One level of religious deconstruction involves examining the legitimacy of specific religious beliefs based on reason and critical thinking. A deeper level of deconstruction involves investigating the forces at play in all belief formation. The question isn’t “what do I believe?” but how I got there - not the content of your beliefs but the process (consciously and unconsciously) that gave birth to them.
Our knowledge and experience of life is mediated, facilitated, governed and limited by a dynamic process of conscious and unconscious components. Sigmund Freud referred to these as the “id”, “ego” and “superego”. Carl Jung’s work focused on what he called the “personal unconscious” and the “collective unconscious”. There’s a lot going on in that noggin at any given moment! The below image captures one aspect of this.
Maybe you’ve never considered this before, but why should we assume that a tree, rock, next-door neighbor or God is in fact the equivalent of all the machinations happening in our head? In fact, the more you understand what actually is going on in the trailer, the more you realize that there’s no way in hell that what we think or experience of anything can be an unerring and flawless interpretation of it. Or as Friedrich Nietzsche wrote, “There are no facts, only interpretations.”
This is part four of my series: “God in Mind: The Psychology of Religion”. The point of this series is NOT to question, undermine, debunk and dismiss all religious faith and experience. What I hope to achieve in this series includes:
Introduce people to the field of the psychology of religion to aid their process in cultivating a meaningful and liberating non-religious spirituality.

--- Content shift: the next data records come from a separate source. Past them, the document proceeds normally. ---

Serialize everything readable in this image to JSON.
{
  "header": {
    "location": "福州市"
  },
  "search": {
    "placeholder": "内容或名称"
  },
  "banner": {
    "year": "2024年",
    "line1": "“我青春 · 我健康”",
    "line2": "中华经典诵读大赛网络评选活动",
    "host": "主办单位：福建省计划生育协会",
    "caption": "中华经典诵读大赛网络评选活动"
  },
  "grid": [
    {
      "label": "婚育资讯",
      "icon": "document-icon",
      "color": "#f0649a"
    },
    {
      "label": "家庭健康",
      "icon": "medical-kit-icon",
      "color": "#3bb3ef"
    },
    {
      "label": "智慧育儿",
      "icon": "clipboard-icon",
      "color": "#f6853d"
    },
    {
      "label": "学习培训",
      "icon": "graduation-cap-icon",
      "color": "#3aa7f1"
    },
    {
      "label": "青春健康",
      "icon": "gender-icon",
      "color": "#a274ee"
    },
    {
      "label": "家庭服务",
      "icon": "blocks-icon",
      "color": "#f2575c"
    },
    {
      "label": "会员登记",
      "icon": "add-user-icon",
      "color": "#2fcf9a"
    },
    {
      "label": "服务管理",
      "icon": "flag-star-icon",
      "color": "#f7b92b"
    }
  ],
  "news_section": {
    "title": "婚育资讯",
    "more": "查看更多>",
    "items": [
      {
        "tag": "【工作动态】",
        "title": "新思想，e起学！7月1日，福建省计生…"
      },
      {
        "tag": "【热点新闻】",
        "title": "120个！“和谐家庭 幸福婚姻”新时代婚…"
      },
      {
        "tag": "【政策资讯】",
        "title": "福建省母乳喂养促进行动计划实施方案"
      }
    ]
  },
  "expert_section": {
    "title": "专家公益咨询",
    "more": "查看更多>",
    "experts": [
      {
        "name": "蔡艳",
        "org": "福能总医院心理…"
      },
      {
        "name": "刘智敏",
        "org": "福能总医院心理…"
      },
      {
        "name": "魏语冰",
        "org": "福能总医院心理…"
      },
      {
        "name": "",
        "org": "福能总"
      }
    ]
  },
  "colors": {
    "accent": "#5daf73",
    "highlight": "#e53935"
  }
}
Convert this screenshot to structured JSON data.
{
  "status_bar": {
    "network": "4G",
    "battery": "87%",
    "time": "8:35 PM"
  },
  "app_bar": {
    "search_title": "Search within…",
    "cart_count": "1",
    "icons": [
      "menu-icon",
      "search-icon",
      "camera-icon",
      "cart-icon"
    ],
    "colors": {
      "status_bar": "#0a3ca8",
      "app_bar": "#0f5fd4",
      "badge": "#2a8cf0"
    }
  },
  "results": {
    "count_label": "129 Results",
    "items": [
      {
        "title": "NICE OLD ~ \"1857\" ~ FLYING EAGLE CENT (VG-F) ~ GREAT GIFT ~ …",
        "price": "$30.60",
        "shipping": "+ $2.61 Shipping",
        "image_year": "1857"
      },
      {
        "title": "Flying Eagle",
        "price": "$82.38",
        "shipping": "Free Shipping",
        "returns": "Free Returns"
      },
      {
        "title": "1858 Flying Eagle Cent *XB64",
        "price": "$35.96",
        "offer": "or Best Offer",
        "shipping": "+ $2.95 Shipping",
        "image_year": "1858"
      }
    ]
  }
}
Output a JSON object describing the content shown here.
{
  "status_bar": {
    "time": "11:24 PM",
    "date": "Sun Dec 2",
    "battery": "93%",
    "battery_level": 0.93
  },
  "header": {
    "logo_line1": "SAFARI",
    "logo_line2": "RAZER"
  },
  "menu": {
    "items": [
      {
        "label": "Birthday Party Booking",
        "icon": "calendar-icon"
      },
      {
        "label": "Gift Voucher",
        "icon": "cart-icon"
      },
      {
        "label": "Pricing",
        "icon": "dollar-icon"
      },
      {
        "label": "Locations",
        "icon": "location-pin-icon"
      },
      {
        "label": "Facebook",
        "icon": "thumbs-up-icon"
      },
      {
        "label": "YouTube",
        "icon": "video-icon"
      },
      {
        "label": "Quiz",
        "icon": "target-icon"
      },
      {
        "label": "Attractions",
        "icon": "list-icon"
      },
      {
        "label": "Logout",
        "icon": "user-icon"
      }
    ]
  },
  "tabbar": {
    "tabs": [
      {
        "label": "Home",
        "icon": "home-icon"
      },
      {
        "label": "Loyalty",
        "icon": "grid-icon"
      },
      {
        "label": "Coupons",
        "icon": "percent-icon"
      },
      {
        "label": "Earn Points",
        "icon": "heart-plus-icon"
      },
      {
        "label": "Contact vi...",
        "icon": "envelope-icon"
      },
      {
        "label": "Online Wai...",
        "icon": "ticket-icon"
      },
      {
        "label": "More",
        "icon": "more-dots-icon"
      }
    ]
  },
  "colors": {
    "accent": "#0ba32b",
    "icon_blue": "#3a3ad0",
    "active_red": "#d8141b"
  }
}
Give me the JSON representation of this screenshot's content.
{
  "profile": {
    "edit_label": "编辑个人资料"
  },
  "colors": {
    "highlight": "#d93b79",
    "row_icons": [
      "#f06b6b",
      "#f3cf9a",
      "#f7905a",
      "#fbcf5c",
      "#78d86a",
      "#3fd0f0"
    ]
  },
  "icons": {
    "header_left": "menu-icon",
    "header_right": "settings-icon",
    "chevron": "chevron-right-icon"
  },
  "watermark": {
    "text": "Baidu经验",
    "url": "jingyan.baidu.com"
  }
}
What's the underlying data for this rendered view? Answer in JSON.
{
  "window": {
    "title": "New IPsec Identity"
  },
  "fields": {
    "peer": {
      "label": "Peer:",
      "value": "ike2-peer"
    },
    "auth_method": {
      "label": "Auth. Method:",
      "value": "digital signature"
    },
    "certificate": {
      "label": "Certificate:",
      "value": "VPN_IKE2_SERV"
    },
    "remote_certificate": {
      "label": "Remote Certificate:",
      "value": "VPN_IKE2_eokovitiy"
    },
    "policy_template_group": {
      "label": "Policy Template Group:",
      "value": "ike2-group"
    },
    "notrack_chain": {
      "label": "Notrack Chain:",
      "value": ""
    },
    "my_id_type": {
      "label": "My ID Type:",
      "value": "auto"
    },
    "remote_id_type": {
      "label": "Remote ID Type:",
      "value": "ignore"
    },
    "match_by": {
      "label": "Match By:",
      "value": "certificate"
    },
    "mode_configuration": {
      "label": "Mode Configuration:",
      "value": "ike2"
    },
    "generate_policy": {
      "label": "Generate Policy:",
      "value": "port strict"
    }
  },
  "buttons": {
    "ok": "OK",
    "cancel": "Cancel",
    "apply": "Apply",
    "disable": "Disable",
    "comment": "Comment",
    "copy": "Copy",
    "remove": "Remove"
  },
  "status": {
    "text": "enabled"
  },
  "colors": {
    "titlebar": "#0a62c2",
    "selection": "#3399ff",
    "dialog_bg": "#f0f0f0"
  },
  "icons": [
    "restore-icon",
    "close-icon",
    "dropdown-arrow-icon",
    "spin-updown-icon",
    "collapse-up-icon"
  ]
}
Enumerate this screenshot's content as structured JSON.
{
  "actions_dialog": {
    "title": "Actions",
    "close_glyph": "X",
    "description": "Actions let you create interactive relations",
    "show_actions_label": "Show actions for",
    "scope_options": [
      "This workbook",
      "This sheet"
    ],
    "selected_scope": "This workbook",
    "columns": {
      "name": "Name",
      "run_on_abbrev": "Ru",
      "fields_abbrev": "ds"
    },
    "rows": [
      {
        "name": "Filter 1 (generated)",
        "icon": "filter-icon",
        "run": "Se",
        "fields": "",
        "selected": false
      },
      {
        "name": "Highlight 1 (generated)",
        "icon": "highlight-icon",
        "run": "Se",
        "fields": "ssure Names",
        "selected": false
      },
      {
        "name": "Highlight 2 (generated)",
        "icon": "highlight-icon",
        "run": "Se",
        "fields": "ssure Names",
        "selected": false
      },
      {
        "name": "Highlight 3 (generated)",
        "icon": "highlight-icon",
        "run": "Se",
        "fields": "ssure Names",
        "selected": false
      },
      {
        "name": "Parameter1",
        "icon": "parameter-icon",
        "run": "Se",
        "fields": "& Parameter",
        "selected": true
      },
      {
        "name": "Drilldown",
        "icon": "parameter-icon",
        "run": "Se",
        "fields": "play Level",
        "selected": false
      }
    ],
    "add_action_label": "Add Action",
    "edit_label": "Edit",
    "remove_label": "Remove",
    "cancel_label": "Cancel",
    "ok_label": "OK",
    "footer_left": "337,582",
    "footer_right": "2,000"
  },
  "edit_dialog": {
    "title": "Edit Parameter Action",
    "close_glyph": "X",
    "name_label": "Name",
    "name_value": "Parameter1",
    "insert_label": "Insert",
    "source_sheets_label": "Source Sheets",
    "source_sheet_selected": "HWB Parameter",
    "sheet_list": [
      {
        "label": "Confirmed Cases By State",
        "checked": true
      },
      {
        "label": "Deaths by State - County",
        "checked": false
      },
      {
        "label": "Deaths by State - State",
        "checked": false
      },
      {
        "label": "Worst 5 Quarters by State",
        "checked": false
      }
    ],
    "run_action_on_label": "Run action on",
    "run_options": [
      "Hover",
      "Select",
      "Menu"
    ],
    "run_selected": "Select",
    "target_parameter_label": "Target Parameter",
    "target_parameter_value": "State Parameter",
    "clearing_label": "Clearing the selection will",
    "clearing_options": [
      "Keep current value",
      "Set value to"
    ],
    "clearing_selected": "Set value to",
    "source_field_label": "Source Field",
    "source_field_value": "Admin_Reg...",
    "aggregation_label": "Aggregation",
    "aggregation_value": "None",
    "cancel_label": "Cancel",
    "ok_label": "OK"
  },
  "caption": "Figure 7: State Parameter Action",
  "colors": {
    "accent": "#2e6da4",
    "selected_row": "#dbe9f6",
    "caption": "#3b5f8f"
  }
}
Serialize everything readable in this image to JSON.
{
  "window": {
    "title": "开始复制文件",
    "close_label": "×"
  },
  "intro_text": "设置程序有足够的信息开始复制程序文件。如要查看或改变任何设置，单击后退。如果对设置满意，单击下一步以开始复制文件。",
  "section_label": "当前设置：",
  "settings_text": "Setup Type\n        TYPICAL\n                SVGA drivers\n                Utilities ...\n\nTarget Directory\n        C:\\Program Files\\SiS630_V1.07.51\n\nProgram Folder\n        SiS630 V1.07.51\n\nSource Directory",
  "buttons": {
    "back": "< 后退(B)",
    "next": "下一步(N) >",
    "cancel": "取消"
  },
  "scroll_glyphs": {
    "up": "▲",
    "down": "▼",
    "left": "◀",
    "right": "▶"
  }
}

Point out ways that the insights from the psychology of religion can aid people in a faith transition, existential crisis, religious deconstruction process, or addressing the dynamics of Religious Trauma Syndrome.
Demonstrate how to utilize the field of the psychology of religion to develop critical, nuanced, balanced, compassionate thinking about the phenomenon of religion.
So far, the series has unfolded in three parts:
Part One: It’s All in Your Head (Or Is It?) → Series Introduction
Part Two: Is Religion Illusion, Delusion or Prehension? → Work of Sigmund Freud
Part Three: Does Religion Unlock or Shut Down Our Transcendence? → Work of Carl Jung
Today’s Part Four is titled, “Is ‘God’ Our Unconscious?”, and we are exploring a few Lacanian psychological insights into religion.
Who is Jacques Lacan?
Unless you have a background in psychology, you’ve probably never heard of Jacques Lacan. Most people know famous psychologists such as Sigmund Freud, Carl Jung, Abraham Maslow, Carl Rogers… but not Lacan.
Jacques Lacan was a Parisian psychiatrist who was born in 1901 and who died from colon cancer in 1981. He gained an international reputation as an original interpreter of Sigmund Freud’s work. He visited the United State three times, twice in 1966 and once in 1975, where he lectured at a dozen American universities.
It is said that Lacan may be the best and least known psychoanalyst. He is perhaps the least known because he is hard to understand. Lacan’s written work and transcribed lectures are often difficult, if not impossible, for most people, including mental health professionals, to comprehend. His ideas are novel and complex and many seem obscure and enigmatic. Many innocent souls have gone missing in the quagmire of understanding Jacques Lacan, and cry out from niche journal articles and high-priced academic books that most folk will never read.